In January, in addition to maintenance and repair work on a battery charger, the final preparations were made for the expansion of the station to include the American research laboratory Destiny . When its start was delayed, more extensive work was done on inventorying the devices, equipment and supplies that were already available. All articles are listed in a computer database with their number and storage location. In addition, emergency exercises were carried out. The previously limited scientific program provided for biomedical and technological experiments. This included vibration measurements with the MACE (Middeck Active Control Experiment) measurement complex originally developed for the space shuttle , as well as the documentation of predominantly natural phenomena on earth. In William Shepherd's logbook, hardware and software problems with the computers were repeatedly noted, especially in the first few weeks. A not inconsiderable part of the working time was devoted to solving these problems. The central server in the Zvezda module works with the Windows NT operating system .

After the American laboratory module had been installed by the STS-98 team on February 11, 2001, the regular crew activated its systems together with the crew of the Atlantis shuttle. This included air ventilation and cooling, controls for internal communication, position control, life support, environmental data, command and data processing and the energy supply. A rack with an air treatment system was also installed. However, the carbon dioxide absorber could not initially be put into operation because a pump was defective. However, the on-board computer, the fire alarm and alarm system and the position control gyro in the grid element Z1, which are controlled by computers in the Destiny module, were activated. The current state of the laboratory was with IMAX - Camera documented.

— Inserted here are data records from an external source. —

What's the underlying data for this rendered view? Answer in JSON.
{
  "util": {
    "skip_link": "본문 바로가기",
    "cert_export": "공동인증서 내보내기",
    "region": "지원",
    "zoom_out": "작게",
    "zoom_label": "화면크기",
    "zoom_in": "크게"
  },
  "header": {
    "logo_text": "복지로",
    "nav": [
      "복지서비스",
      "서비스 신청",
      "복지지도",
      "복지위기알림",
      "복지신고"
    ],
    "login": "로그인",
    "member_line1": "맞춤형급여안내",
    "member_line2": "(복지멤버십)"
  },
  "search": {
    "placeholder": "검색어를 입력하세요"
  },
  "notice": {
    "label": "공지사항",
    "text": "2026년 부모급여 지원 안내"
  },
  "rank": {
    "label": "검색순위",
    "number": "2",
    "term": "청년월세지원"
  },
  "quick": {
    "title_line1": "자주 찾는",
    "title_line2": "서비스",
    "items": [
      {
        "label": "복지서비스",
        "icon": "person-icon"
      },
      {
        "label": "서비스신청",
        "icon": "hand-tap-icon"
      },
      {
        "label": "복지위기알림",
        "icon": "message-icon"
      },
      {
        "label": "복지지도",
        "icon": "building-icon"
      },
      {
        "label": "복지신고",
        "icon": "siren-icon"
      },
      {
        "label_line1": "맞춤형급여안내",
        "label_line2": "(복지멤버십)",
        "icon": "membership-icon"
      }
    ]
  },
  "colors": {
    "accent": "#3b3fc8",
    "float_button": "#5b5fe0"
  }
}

On February 24th, the crew stopped their work in the laboratory module and boarded their spaceship. The coupling connection at the rear end of the Zvezda module had to be cleared for the arrival of the unmanned transport ship Progress M-44. For this reason, pilot Gidsenko uncoupled the Soyuz spacecraft , moved up to about 150 m from the station, flew around it partially and approached the front part of the Zarya module from below. After a flight time of 31 minutes Soyuz TM-31 docked again with the ISS. In the event that the coupling failed, many of the station's systems had been deactivated beforehand. These were then restarted. On February 26th, Progress M-44 took off from Baikonur and docked at the station 2 days later. The transport ship brought fuel, spare parts, clothing, food, computers, office supplies and the first ESA experiment PKE (plasma crystal experiment). Until the arrival of the space shuttle Discovery , the space travelers were busy unloading the transporter and preparing for its return to Earth.

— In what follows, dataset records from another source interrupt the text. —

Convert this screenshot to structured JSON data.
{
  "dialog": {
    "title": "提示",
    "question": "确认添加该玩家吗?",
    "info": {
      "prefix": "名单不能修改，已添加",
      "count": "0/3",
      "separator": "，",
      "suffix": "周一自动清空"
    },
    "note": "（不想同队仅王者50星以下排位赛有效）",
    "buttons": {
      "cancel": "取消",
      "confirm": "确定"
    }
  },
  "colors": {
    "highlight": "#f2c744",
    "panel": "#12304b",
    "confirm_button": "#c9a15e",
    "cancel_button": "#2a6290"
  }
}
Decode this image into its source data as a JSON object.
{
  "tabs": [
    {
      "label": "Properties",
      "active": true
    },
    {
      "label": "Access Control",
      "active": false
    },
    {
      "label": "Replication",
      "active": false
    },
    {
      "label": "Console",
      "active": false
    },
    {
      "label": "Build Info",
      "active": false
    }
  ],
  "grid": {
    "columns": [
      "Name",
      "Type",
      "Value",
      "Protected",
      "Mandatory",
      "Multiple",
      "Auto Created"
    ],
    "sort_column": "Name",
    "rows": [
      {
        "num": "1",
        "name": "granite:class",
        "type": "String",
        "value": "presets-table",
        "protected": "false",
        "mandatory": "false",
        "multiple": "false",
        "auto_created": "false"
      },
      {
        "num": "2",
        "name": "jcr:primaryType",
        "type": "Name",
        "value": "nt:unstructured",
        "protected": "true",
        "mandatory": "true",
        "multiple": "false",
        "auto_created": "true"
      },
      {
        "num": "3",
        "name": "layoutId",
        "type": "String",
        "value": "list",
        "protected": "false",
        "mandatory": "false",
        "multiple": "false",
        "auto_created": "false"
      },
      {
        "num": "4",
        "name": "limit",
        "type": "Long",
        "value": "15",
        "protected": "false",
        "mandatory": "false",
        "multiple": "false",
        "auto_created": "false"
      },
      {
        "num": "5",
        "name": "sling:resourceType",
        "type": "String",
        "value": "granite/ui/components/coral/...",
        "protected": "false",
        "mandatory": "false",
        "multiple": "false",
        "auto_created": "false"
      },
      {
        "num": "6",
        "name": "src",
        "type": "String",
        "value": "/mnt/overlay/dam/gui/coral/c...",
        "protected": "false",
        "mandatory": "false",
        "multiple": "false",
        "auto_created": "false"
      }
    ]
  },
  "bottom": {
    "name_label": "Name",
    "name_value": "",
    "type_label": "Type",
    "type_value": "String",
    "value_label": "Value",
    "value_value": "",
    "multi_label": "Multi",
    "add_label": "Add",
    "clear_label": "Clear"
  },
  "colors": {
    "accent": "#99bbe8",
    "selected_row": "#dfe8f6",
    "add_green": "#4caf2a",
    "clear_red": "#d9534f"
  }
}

When the Discovery docked with the ISS on March 10, preparations began immediately for the return of the three space travelers. This mainly included handover formalities, medical tests and increased physical training. At a joint press conference, the commander of the first ISS crew summarized the mission in the following words:

“We moved into an uninhabited outpost and now have a fully functional station where the next crew can do research. I believe this is the substance of our mission. "

The cosmonaut Yuri Ussachev , who arrived on the space shuttle, took command of the ISS on March 19. Two hours later, the space shuttle undocked with Shepherd, Gidsenko, and Krikalev. They returned to Earth on March 21, 2001 after an overall successful mission.

See also

Web links

Commons : ISS Expedition 1  - Collection of images, videos and audio files

Individual evidence

  1. ^ Todd Halvorson: Space Station Is Opened For Business As Expedition One Crew Floats Aboard. In: Space.com. November 2, 2000, archived from the original on December 19, 2009 ; accessed on September 26, 2019 .
  2. STS-102 on spacefacts.de, accessed on September 26, 2019.
  3. Usachyov, Yuri Vladimirovich in the Encyclopedia Astronautica , accessed on September 28, 2019 (English).